2710 Application of Evidence Based Practice: Screening for Postpartum Depression in the Hospital Setting

Monday, June 23, 2008
Petree C (LA Convention Center)
Orpha Weinhold, RNC, MS, APRN , Labor and Delivery, Inova Alexandria Hospital, Alexandria, VA
Application of Evidence Based Practice: Screening for Postpartum Depression in the Hospital Setting

Not all women experience the highs of being a new mother - ten to twenty percent of all women experience only the lows (Horowitz & Goodman, 2005). Postpartum depression (PPD) is a mood disorder that occurs within the first postpartum year (Beck 2006), which can pose a significant risk to new mothers, their infants, and their families.  The greatest risk of PPD is the fact that it has negative effects on the developing relationship between the new mother and her infant, and also, can be a detriment to the cognitive social and emotional development of the infant. If PPD is left undiscovered and untreated, chronic depression can develop.            A number of screening tools have been developed since PPD has been recognized as a mental disorder, but at this time, antepartum and postnatal screening for postpartum depression “is not standard clinical practice in the US” (Horowitz & Goodman, 2005).  The AWHONN position paper (2002, pp.1) stated that, “Health care providers … should integrate routine screening protocols … related to PPD into their standard practices of care for prenatal and postpartum women.”            Identifying women who may be at risk for PPD is important clinically.    According to Austin and Lumley, (2003), use of assessment measures and clinical interviewing may detect known prenatal risk factors and depressive symptoms, thereby giving clinicians a basis to suspect the development of PPD.  Horowitz and Goodman (2005) assert that early identification of depressive symptoms and risk factors are needed in order for at-risk women to be identified and treated early.             In this particular Northern Virginia hospital a screening pilot was initiated as an educational model with an innovative midwife and obstetrical group. There was a collaborative meeting between the directors of the labor and delivery unit, postpartum obstetrical unit, the chief of obstetrics to exchange ideas and develop a plan for implementation of screening with the Edinburgh Postpartum Depression Screening instrument during day 2 to 3 following delivery.

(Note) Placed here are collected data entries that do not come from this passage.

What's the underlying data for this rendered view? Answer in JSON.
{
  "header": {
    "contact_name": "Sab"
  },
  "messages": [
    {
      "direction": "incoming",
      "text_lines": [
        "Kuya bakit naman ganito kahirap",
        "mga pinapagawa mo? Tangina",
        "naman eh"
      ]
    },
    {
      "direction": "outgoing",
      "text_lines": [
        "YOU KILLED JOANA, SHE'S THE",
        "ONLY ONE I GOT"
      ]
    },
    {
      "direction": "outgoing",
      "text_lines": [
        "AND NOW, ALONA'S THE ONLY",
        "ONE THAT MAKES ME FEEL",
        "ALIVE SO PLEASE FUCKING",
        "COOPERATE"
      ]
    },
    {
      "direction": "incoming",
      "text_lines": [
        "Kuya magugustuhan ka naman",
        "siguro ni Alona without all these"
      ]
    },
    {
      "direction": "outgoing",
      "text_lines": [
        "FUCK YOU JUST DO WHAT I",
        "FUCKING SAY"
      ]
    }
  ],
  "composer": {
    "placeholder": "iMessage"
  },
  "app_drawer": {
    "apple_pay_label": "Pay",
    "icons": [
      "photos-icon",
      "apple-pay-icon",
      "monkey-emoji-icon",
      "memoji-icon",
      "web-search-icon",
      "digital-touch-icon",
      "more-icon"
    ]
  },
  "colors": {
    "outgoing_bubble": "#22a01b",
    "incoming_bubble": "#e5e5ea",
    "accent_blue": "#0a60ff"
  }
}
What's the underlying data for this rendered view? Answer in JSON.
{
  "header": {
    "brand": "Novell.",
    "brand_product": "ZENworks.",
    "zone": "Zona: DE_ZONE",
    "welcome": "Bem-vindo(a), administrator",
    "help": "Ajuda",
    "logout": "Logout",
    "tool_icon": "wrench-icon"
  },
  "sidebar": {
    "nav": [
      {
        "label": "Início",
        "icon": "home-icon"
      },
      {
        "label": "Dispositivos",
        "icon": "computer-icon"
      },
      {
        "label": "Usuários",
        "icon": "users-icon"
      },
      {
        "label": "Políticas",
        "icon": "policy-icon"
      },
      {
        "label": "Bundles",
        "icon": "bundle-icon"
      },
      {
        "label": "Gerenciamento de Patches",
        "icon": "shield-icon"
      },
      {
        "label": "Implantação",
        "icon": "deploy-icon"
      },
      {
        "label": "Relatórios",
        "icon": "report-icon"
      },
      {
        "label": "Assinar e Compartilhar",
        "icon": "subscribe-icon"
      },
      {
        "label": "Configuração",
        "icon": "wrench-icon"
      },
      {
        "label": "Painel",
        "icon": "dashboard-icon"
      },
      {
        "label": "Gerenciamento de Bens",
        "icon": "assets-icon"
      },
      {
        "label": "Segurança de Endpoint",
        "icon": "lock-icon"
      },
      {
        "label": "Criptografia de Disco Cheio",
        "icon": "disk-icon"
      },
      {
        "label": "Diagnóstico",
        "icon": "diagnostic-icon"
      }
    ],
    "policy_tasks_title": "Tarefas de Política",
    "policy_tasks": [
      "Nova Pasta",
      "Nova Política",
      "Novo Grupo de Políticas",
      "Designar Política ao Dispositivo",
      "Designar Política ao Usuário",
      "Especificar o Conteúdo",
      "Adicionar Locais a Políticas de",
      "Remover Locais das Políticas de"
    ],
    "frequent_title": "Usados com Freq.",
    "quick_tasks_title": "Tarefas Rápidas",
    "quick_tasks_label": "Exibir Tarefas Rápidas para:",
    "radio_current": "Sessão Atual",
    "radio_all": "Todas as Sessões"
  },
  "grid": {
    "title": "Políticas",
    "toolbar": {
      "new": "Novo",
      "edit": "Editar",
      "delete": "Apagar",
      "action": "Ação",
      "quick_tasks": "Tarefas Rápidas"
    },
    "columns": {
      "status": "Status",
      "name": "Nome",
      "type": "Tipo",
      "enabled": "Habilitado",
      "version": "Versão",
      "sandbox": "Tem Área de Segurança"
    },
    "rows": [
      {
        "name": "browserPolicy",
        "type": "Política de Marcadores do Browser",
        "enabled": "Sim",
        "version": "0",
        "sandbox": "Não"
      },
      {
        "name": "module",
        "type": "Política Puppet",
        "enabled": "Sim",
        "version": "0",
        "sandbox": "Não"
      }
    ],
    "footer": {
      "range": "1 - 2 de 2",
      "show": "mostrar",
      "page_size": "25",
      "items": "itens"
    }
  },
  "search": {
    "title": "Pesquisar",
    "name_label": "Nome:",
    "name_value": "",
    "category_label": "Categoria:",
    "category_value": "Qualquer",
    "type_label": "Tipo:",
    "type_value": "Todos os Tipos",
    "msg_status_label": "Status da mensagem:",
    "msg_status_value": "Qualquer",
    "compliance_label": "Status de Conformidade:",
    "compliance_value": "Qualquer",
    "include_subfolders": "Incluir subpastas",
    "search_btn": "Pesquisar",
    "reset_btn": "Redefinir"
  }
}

After one month of screening in the hospital setting, the number of patients with detected risk factors for postpartum depression for this practice was 2 patients out of 20 consenting patients, or 10% of the patients evaluated.  The rate of detected PPD for this practice in the previous month when in-hospital screening was not done was zero.            The review of this pilot data finds that screening for PPD in the hospital setting can be an effective tool to identify mothers at risk for PPD or who are depressed. Screening for PPD prior to discharge gives the new mother an opportunity to utilize many resources (including obstetricians, midwife, nurse, social worker, case manager, and psychiatric liaison nurse) for support in the hospital setting and may not be as readily available in the community upon discharge. Best practice models support screening for PPD using the Edinburg Postpartum Depression Scale instrument in the hospital setting following delivery.